ALPHARETTA, GA—In a recent green initiative, Neenah Paper has contracted an independent energy services company to convert wood and fiber waste into steam energy to power its Whiting Mill fine paper production site. The “Neenah Green: Change Comes from Within” environmental campaign inspired the development of this fossil-fuel-free, steam-energy-powered facility, which is scheduled for completion in Q3 2009.

Biomass is a green, sustainable resource consisting mainly of wood and fiber waste. Unlike fossil fuel combustion, which takes carbon that was underground and puts it in the atmosphere, the use of biomass as an energy source recycles carbon, so the net effect is that no new carbon dioxide is added to the atmosphere.

The biomass energy project creates a closed-loop system where the source of the steam energy is waste that was originally identified for landfill disposal, as well as waste from the mill’s own production processes. As a result, the expectation is to emit zero net direct carbon dioxide at the Whiting Mill, ultimately reducing Neenah Paper’s carbon footprint by about 42,000 tons annually.


NAPL has published a new Executive Management special report that focuses on environmental strategies: “From Power Source to Process Mapping, Printers Strategize to ‘Go Green’ Profitably.” Sponsored by Kodak, the report provides in-depth coverage on a wide range of sustainability issues, including how printers can profit from being green; shrinking fossil fuel footprints; renewable energy/taking the green power initiative; five short steps to sustainability; voluntary programs, such as the many offered by the EPA; operations enhancements and lean environment opportunities; understanding energy use; and using lean methods/tracking basic environmental measures.

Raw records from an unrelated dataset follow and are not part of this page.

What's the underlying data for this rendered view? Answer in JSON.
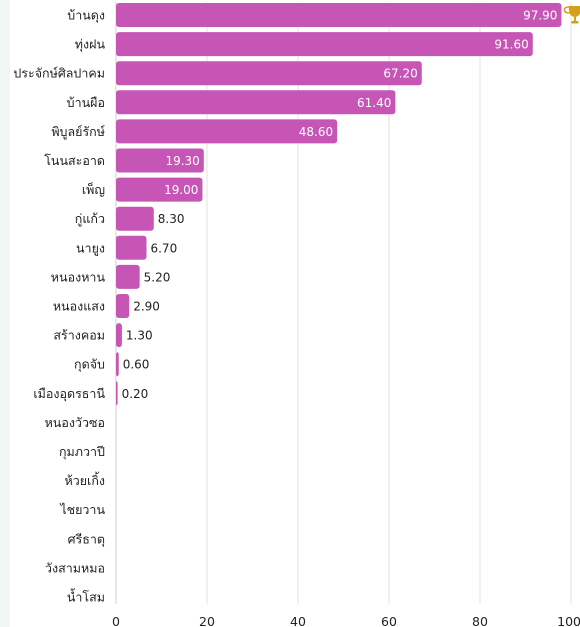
{
  "chart_data": {
    "type": "bar",
    "orientation": "horizontal",
    "categories": [
      "บ้านดุง",
      "ทุ่งฝน",
      "ประจักษ์ศิลปาคม",
      "บ้านผือ",
      "พิบูลย์รักษ์",
      "โนนสะอาด",
      "เพ็ญ",
      "กู่แก้ว",
      "นายูง",
      "หนองหาน",
      "หนองแสง",
      "สร้างคอม",
      "กุดจับ",
      "เมืองอุดรธานี",
      "หนองวัวซอ",
      "กุมภวาปี",
      "ห้วยเกิ้ง",
      "ไชยวาน",
      "ศรีธาตุ",
      "วังสามหมอ",
      "น้ำโสม"
    ],
    "values": [
      97.9,
      91.6,
      67.2,
      61.4,
      48.6,
      19.3,
      19.0,
      8.3,
      6.7,
      5.2,
      2.9,
      1.3,
      0.6,
      0.2,
      null,
      null,
      null,
      null,
      null,
      null,
      null
    ],
    "value_labels": [
      "97.90",
      "91.60",
      "67.20",
      "61.40",
      "48.60",
      "19.30",
      "19.00",
      "8.30",
      "6.70",
      "5.20",
      "2.90",
      "1.30",
      "0.60",
      "0.20",
      "",
      "",
      "",
      "",
      "",
      "",
      ""
    ],
    "xlim": [
      0,
      100
    ],
    "xticks": [
      0,
      20,
      40,
      60,
      80,
      100
    ],
    "grid": true,
    "bar_color": "#c655b5",
    "top_marker": "trophy-icon",
    "trophy_color": "#d4a017"
  }
}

In the section “Affordable Resources: Who Can Help You Become Greener?” more than a dozen green organizations are listed, including some well-known groups such as SmartWood and SFI, as well as lesser known organizations such as The Carbon Fund, Conservation International and Nature Conservancy. 

The report is free to NAPL members. Copies are available to non-members for $14.95. For more info, call NAPL at (800) 642-6275, ext. 5.

Green Printers Are Great Printers in MN

ROSEVILLE, MN—The Printing Industry of Minnesota (PIM) is gearing up to celebrate the certification of its 50th Great Printer. Currently at 48 Great Printers—which include companies like Ambassador Press, Continental Press, Japs-Olson Co. and John Roberts Co.—PIM recently launched a promotional campaign to help Great Printers get the word out about their environmental initiatives.

Linda White, PIM’s director of Marketing & Communications, sent out packets, called Toolkits, which contain a window cling (of the Great Printer logo, shown here), a marketing idea sheet, a PR template and other items that they can use to promote their certification as Minnesota’s greenest printing companies.

To be certified as a PIM Great Printer, companies have to commit to sustainable, environmentally responsible practices, as well as meeting all safety and environmental regulations. They also have to be certified through a third-party audit and pledge to completing ongoing projects (called Beyond Compliance projects) that will further green initiatives.

The Great Printer program, which was established in 1997, goes beyond the green paper printers use, and FSC and other chain-of-custody certifications. It also has to do with how much waste printers produce and how they treat their waste; their recycling efforts, energy usage and safety record; their use, non-use and handling of hazardous materials; and other ways they are minimizing their impact on the environment.